Potholes are a pesky problem—just ask scooter company Lime, which listed them as an official risk to its business in its IPO filing last week. History is littered with claims that technology can help solve or blunt the problem of potholes, and still they persist.
But as cars become increasingly laden with advanced sensors, they are becoming a tool that can quickly alert cities to potholes and other municipal problems. Last month, Waymo and Waze announced a pilot program to share pothole data with local governments. Now, fleet management company Samsara says it’s one-upping that idea with its own AI-powered offering called “Ground Intelligence.”

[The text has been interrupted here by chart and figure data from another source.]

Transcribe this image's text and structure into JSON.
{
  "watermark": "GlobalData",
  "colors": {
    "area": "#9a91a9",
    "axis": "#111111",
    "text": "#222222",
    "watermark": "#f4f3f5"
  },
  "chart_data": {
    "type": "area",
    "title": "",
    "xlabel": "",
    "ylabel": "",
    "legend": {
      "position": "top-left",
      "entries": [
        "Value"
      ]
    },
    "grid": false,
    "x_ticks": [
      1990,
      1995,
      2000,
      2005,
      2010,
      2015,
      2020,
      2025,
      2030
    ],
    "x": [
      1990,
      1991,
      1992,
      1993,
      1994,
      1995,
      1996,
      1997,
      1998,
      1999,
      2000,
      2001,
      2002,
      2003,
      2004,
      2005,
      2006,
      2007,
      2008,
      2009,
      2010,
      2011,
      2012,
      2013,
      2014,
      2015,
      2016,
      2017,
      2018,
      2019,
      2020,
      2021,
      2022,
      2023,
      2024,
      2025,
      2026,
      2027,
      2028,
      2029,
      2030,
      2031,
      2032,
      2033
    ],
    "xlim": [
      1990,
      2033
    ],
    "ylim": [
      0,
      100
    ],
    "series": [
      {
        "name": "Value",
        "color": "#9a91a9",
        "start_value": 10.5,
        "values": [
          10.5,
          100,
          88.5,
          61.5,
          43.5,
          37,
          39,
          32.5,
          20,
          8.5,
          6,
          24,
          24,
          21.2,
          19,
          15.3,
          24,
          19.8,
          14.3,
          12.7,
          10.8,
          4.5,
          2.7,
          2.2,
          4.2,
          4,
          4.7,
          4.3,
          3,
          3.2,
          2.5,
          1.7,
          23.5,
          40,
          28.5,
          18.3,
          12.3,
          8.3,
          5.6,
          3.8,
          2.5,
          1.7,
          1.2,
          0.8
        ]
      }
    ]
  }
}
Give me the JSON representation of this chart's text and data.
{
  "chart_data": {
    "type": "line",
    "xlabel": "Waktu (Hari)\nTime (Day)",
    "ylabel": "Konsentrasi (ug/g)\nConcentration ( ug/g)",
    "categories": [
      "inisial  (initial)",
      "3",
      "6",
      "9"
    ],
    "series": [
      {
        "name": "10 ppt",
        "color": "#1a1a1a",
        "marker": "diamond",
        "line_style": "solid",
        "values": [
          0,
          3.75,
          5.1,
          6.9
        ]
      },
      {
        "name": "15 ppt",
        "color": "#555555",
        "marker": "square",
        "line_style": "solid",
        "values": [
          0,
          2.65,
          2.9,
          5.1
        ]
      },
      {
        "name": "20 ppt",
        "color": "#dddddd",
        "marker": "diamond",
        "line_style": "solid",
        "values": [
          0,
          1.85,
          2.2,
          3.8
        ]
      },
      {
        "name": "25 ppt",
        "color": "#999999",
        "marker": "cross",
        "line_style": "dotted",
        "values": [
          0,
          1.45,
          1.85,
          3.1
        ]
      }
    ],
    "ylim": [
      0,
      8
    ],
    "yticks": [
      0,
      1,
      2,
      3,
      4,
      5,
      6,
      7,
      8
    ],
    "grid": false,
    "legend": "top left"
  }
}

Samsara has spent the last decade giving its customers cameras to mount inside millions of trucks for driver monitoring, theft prevention, and helping with liability claims. The San Francisco-based company has taken all that data and trained its own model that can detect multiple different types of potholes and determine how quickly they are deteriorating.
The idea is that Samsara-equipped trucks are far more prevalent than Waymo’s robotaxi fleet, which currently stands at just around 3,000 vehicles. Even as that number grows, Samsara believes it will be able to collect more data and, crucially, more repeat data from the same locations that show how potholes change over time.
Typically, cities have to either dispatch workers or sift through hundreds of 311 calls to find these problems. It’s a lot of noise. Samsara’s pitch is that it can deliver the signal, and quickly, because of the sheer number of commercial trucks and vans that already use its cameras.